Cooked, la dernière production de Pollan, est un documentaire en quatre parties conçu avec Alex Gibney (réalisateur et producteur oscarisé pour Un taxi pour l'enfer) et disponible sur Netflix. Le documentaire s'inspire du livre du même nom que Pollan a publié en 2013. La série met en lumière le fait que la cuisine des aliments est devenue une activité secondaire dans la vie des Américains alors qu'il en va tout autrement dans d'autres régions du monde.

« Le fait de prendre du temps ou non pour faire la cuisine est un bon révélateur de priorités, m'explique Pollan au téléphone. C'est très facile de ne pas cuisiner. Mais depuis dix ans, on a tous trouvé assez de temps pour passer entre deux et cinq heures par jour sur internet. »

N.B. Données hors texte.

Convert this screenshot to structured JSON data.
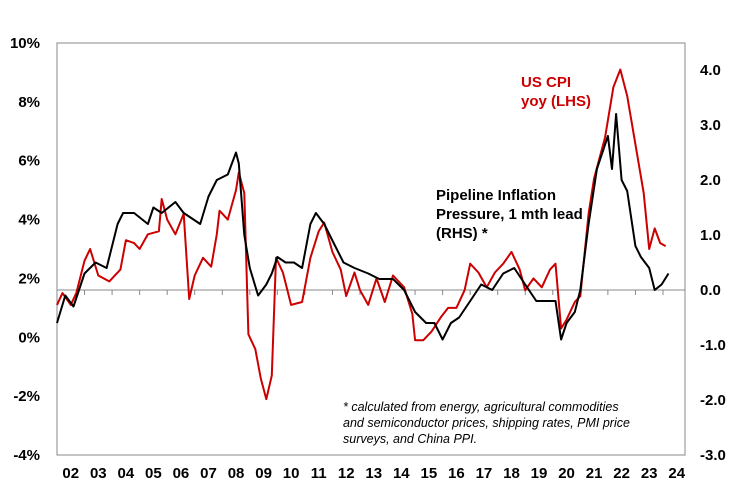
{
  "chart_data": {
    "type": "line",
    "title": "",
    "xlabel": "",
    "ylabel_left": "",
    "ylabel_right": "",
    "x_ticks": [
      "02",
      "03",
      "04",
      "05",
      "06",
      "07",
      "08",
      "09",
      "10",
      "11",
      "12",
      "13",
      "14",
      "15",
      "16",
      "17",
      "18",
      "19",
      "20",
      "21",
      "22",
      "23",
      "24"
    ],
    "left_ticks": [
      "10%",
      "8%",
      "6%",
      "4%",
      "2%",
      "0%",
      "-2%",
      "-4%"
    ],
    "left_tick_values": [
      10,
      8,
      6,
      4,
      2,
      0,
      -2,
      -4
    ],
    "right_ticks": [
      "4.0",
      "3.0",
      "2.0",
      "1.0",
      "0.0",
      "-1.0",
      "-2.0",
      "-3.0"
    ],
    "right_tick_values": [
      4,
      3,
      2,
      1,
      0,
      -1,
      -2,
      -3
    ],
    "xlim": [
      2002,
      2024.8
    ],
    "ylim_left": [
      -4,
      10
    ],
    "ylim_right": [
      -3,
      4.49
    ],
    "grid": false,
    "colors": {
      "cpi": "#cc0000",
      "pipeline": "#000000"
    },
    "series": [
      {
        "name": "US CPI yoy (LHS)",
        "axis": "left",
        "label_lines": [
          "US CPI",
          "yoy (LHS)"
        ],
        "points": [
          [
            2002.0,
            1.1
          ],
          [
            2002.2,
            1.5
          ],
          [
            2002.5,
            1.1
          ],
          [
            2002.7,
            1.5
          ],
          [
            2003.0,
            2.6
          ],
          [
            2003.2,
            3.0
          ],
          [
            2003.5,
            2.1
          ],
          [
            2003.9,
            1.9
          ],
          [
            2004.3,
            2.3
          ],
          [
            2004.5,
            3.3
          ],
          [
            2004.8,
            3.2
          ],
          [
            2005.0,
            3.0
          ],
          [
            2005.3,
            3.5
          ],
          [
            2005.7,
            3.6
          ],
          [
            2005.8,
            4.7
          ],
          [
            2006.0,
            4.0
          ],
          [
            2006.3,
            3.5
          ],
          [
            2006.6,
            4.2
          ],
          [
            2006.8,
            1.3
          ],
          [
            2007.0,
            2.1
          ],
          [
            2007.3,
            2.7
          ],
          [
            2007.6,
            2.4
          ],
          [
            2007.8,
            3.5
          ],
          [
            2007.9,
            4.3
          ],
          [
            2008.2,
            4.0
          ],
          [
            2008.5,
            5.0
          ],
          [
            2008.6,
            5.6
          ],
          [
            2008.8,
            4.9
          ],
          [
            2008.95,
            0.1
          ],
          [
            2009.2,
            -0.4
          ],
          [
            2009.4,
            -1.4
          ],
          [
            2009.6,
            -2.1
          ],
          [
            2009.8,
            -1.3
          ],
          [
            2009.95,
            2.7
          ],
          [
            2010.2,
            2.2
          ],
          [
            2010.5,
            1.1
          ],
          [
            2010.9,
            1.2
          ],
          [
            2011.2,
            2.7
          ],
          [
            2011.5,
            3.6
          ],
          [
            2011.7,
            3.9
          ],
          [
            2012.0,
            2.9
          ],
          [
            2012.3,
            2.3
          ],
          [
            2012.5,
            1.4
          ],
          [
            2012.8,
            2.2
          ],
          [
            2013.0,
            1.6
          ],
          [
            2013.3,
            1.1
          ],
          [
            2013.6,
            2.0
          ],
          [
            2013.9,
            1.2
          ],
          [
            2014.2,
            2.1
          ],
          [
            2014.6,
            1.7
          ],
          [
            2014.9,
            0.8
          ],
          [
            2015.0,
            -0.1
          ],
          [
            2015.3,
            -0.1
          ],
          [
            2015.6,
            0.2
          ],
          [
            2015.95,
            0.7
          ],
          [
            2016.2,
            1.0
          ],
          [
            2016.5,
            1.0
          ],
          [
            2016.8,
            1.6
          ],
          [
            2017.0,
            2.5
          ],
          [
            2017.3,
            2.2
          ],
          [
            2017.6,
            1.7
          ],
          [
            2017.9,
            2.2
          ],
          [
            2018.2,
            2.5
          ],
          [
            2018.5,
            2.9
          ],
          [
            2018.8,
            2.3
          ],
          [
            2019.0,
            1.6
          ],
          [
            2019.3,
            2.0
          ],
          [
            2019.6,
            1.7
          ],
          [
            2019.9,
            2.3
          ],
          [
            2020.1,
            2.5
          ],
          [
            2020.3,
            0.3
          ],
          [
            2020.5,
            0.6
          ],
          [
            2020.8,
            1.2
          ],
          [
            2021.0,
            1.4
          ],
          [
            2021.3,
            4.2
          ],
          [
            2021.5,
            5.4
          ],
          [
            2021.9,
            6.8
          ],
          [
            2022.2,
            8.5
          ],
          [
            2022.45,
            9.1
          ],
          [
            2022.7,
            8.2
          ],
          [
            2022.9,
            7.1
          ],
          [
            2023.1,
            6.0
          ],
          [
            2023.3,
            4.9
          ],
          [
            2023.5,
            3.0
          ],
          [
            2023.7,
            3.7
          ],
          [
            2023.9,
            3.2
          ],
          [
            2024.1,
            3.1
          ]
        ]
      },
      {
        "name": "Pipeline Inflation Pressure, 1 mth lead (RHS) *",
        "axis": "right",
        "label_lines": [
          "Pipeline Inflation",
          "Pressure, 1 mth lead",
          "(RHS) *"
        ],
        "points": [
          [
            2002.0,
            -0.6
          ],
          [
            2002.3,
            -0.1
          ],
          [
            2002.6,
            -0.3
          ],
          [
            2003.0,
            0.3
          ],
          [
            2003.4,
            0.5
          ],
          [
            2003.8,
            0.4
          ],
          [
            2004.2,
            1.2
          ],
          [
            2004.4,
            1.4
          ],
          [
            2004.8,
            1.4
          ],
          [
            2005.3,
            1.2
          ],
          [
            2005.5,
            1.5
          ],
          [
            2005.8,
            1.4
          ],
          [
            2006.3,
            1.6
          ],
          [
            2006.6,
            1.4
          ],
          [
            2006.9,
            1.3
          ],
          [
            2007.2,
            1.2
          ],
          [
            2007.5,
            1.7
          ],
          [
            2007.8,
            2.0
          ],
          [
            2008.2,
            2.1
          ],
          [
            2008.5,
            2.5
          ],
          [
            2008.6,
            2.3
          ],
          [
            2008.8,
            1.0
          ],
          [
            2009.0,
            0.4
          ],
          [
            2009.3,
            -0.1
          ],
          [
            2009.6,
            0.1
          ],
          [
            2009.8,
            0.3
          ],
          [
            2010.0,
            0.6
          ],
          [
            2010.3,
            0.5
          ],
          [
            2010.6,
            0.5
          ],
          [
            2010.9,
            0.4
          ],
          [
            2011.2,
            1.2
          ],
          [
            2011.4,
            1.4
          ],
          [
            2011.7,
            1.2
          ],
          [
            2012.0,
            0.9
          ],
          [
            2012.4,
            0.5
          ],
          [
            2012.8,
            0.4
          ],
          [
            2013.3,
            0.3
          ],
          [
            2013.7,
            0.2
          ],
          [
            2014.2,
            0.2
          ],
          [
            2014.6,
            0.0
          ],
          [
            2015.0,
            -0.4
          ],
          [
            2015.4,
            -0.6
          ],
          [
            2015.7,
            -0.6
          ],
          [
            2016.0,
            -0.9
          ],
          [
            2016.3,
            -0.6
          ],
          [
            2016.6,
            -0.5
          ],
          [
            2017.0,
            -0.2
          ],
          [
            2017.4,
            0.1
          ],
          [
            2017.8,
            0.0
          ],
          [
            2018.2,
            0.3
          ],
          [
            2018.6,
            0.4
          ],
          [
            2019.0,
            0.1
          ],
          [
            2019.4,
            -0.2
          ],
          [
            2019.8,
            -0.2
          ],
          [
            2020.1,
            -0.2
          ],
          [
            2020.3,
            -0.9
          ],
          [
            2020.5,
            -0.6
          ],
          [
            2020.8,
            -0.4
          ],
          [
            2021.0,
            0.0
          ],
          [
            2021.3,
            1.2
          ],
          [
            2021.6,
            2.2
          ],
          [
            2021.8,
            2.5
          ],
          [
            2022.0,
            2.8
          ],
          [
            2022.15,
            2.2
          ],
          [
            2022.3,
            3.2
          ],
          [
            2022.5,
            2.0
          ],
          [
            2022.7,
            1.8
          ],
          [
            2023.0,
            0.8
          ],
          [
            2023.2,
            0.6
          ],
          [
            2023.5,
            0.4
          ],
          [
            2023.7,
            0.0
          ],
          [
            2023.95,
            0.1
          ],
          [
            2024.2,
            0.3
          ]
        ]
      }
    ],
    "annotation": [
      "* calculated from energy, agricultural commodities",
      "and semiconductor prices, shipping rates, PMI price",
      "surveys, and China PPI."
    ]
  }
}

Chaque épisode (produits successivement par Stacey Offman, Caroline Suh, Lisa Sihimura et Adam Del Deo) se concentre sur un élément fondamental de la cuisine : le feu, l'eau, l'air et la terre. Comme dans les livres de Pollan, les sujets sont traités de manière interdisciplinaire : l'histoire et l'anthropologie côtoient la chimie et les politiques consacrées à l'alimentation – on trouve aussi une bonne dose de doigts accusateurs pointés ici et là (et de gros plans sur des doigts qui cuisinent, on vous rassure).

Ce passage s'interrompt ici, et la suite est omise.